Comparing the effectiveness of emotion regulation therapy and cognitive behavioral therapy on treatment adherence in hemodialysis patients: A randomized controlled clinical trial.
Seyedeh Hanieh Salimi Arshad Moghaddam Pishkhani, Mohammad Javad Tarrahi, Fatemeh Zargar
Abstract
Open AccessINTRODUCTION: Non-adherence is a common challenge among patients undergoing hemodialysis (HD). This randomized controlled trial compared the efficacy of Emotion Regulation Therapy (ERT) and Cognitive Behavioral Therapy (CBT) on improving treatment adherence in hemodialysis patients, with a control group receiving standard care. MATERIALS AND METHODS: Ninety hemodialysis patients were equally randomized into ERT, CBT, and control groups (N = 30 each group), with six attrition cases per group. Baseline demographics (age, BMI, dialysis duration, education) showed no significant intergroup differences (p > 0.05).
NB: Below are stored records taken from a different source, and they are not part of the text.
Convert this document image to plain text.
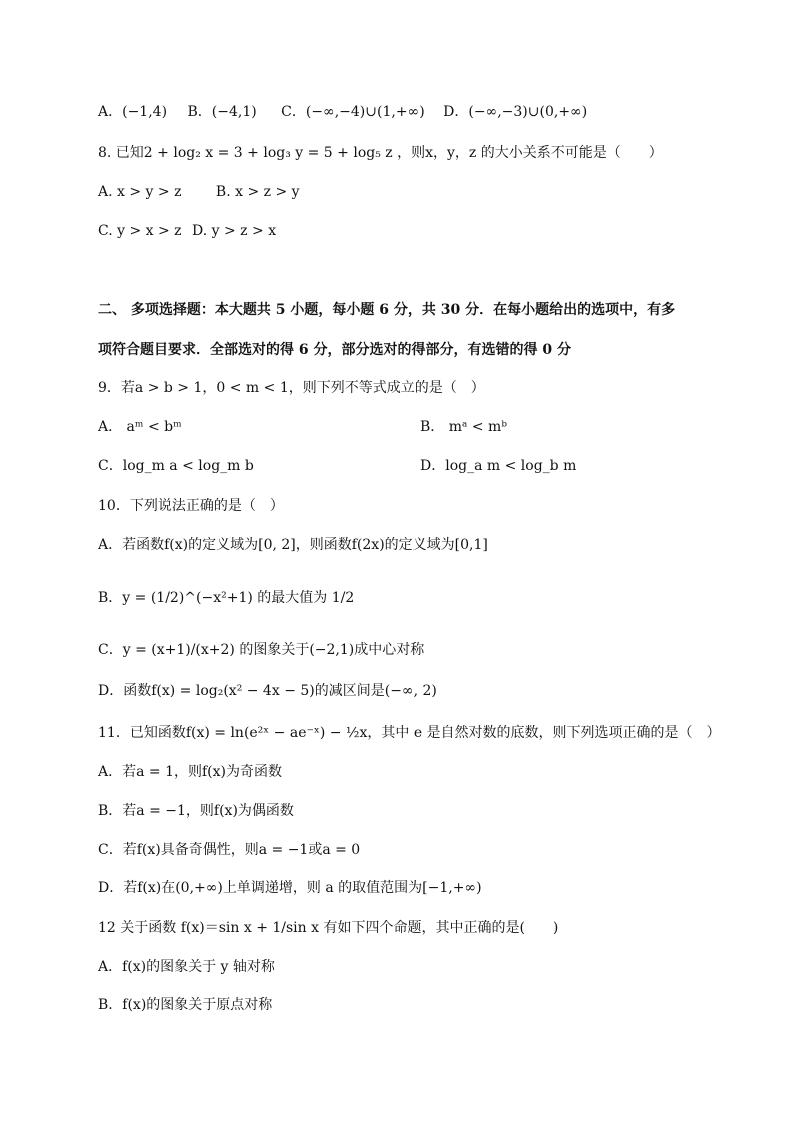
A．(−1,4) B．(−4,1) C．(−∞,−4)∪(1,+∞) D．(−∞,−3)∪(0,+∞)
8. 已知2 + log₂ x = 3 + log₃ y = 5 + log₅ z ，则x，y，z 的大小关系不可能是（　　）
A. x > y > z B. x > z > y
C. y > x > z D. y > z > x
二、 多项选择题：本大题共 5 小题，每小题 6 分，共 30 分．在每小题给出的选项中，有多
项符合题目要求．全部选对的得 6 分，部分选对的得部分，有选错的得 0 分
9．若a > b > 1，0 < m < 1，则下列不等式成立的是（　）
A． aᵐ < bᵐ	B． mᵃ < mᵇ
C．log_m a < log_m b	D．log_a m < log_b m
10．下列说法正确的是（　）
A．若函数f(x)的定义域为[0, 2]，则函数f(2x)的定义域为[0,1]
B．y = (1/2)^(−x²+1) 的最大值为 1/2
C．y = (x+1)/(x+2) 的图象关于(−2,1)成中心对称
D．函数f(x) = log₂(x² − 4x − 5)的减区间是(−∞, 2)
11．已知函数f(x) = ln(e²ˣ − ae⁻ˣ) − ½x，其中 e 是自然对数的底数，则下列选项正确的是（　）
A．若a = 1，则f(x)为奇函数
B．若a = −1，则f(x)为偶函数
C．若f(x)具备奇偶性，则a = −1或a = 0
D．若f(x)在(0,+∞)上单调递增，则 a 的取值范围为[−1,+∞)
12 关于函数 f(x)＝sin x + 1/sin x 有如下四个命题，其中正确的是(　　)
A．f(x)的图象关于 y 轴对称
B．f(x)的图象关于原点对称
Adherence was assessed across five domains: dialysis, medication, fluid intake, dietary regimen, and total adherence. A MANCOVA/ANCOVA model analyzed changes at pre-intervention, post-intervention, and 3-month follow-up, controlling for baseline characteristics. RESULTS: Both intervention groups demonstrated significant adherence improvements post-treatment versus controls (P < 0.001). CBT showed superior immediate effects, with total adherence scores increasing from 836.66 ± 192.95 to 1073.33 ± 89.28 (Δ + 28.3%), while ERT improved from 833.33 ± 210.53 to 920.00 ± 181.04 (Δ + 10.4%). At follow-up, CBT maintained higher adherence (1050.83 ± 93.88 vs. ERT's 890.00 ± 155.30), though both groups experienced dialysis adherence declines from post-treatment peaks (CBT: 580 to 574.16; ERT: 520 to 483.33). Control group adherence deteriorated across all domains (total: 911.66 to 835.00). Time-intervention interactions were significant for total adherence (P < 0.001), dialysis (P = 0.006), and medication adherence (P < 0.001), with largest CBT effects on fluid restriction adherence (Δ + 56.1% vs. ERT's Δ + 8.3%). DISCUSSION: While both therapies enhanced adherence, CBT produced greater short-term improvements, particularly in behavioral domains (fluid/dietary compliance), whereas ERT showed better maintenance of medication adherence. The differential trajectory patterns suggest CBT's structured behavioral strategies may offer immediate benefits, while ERT's emotion-focused techniques could support longer-term regimen acceptance. Integration of both approaches into renal care protocols may optimize adherence outcomes.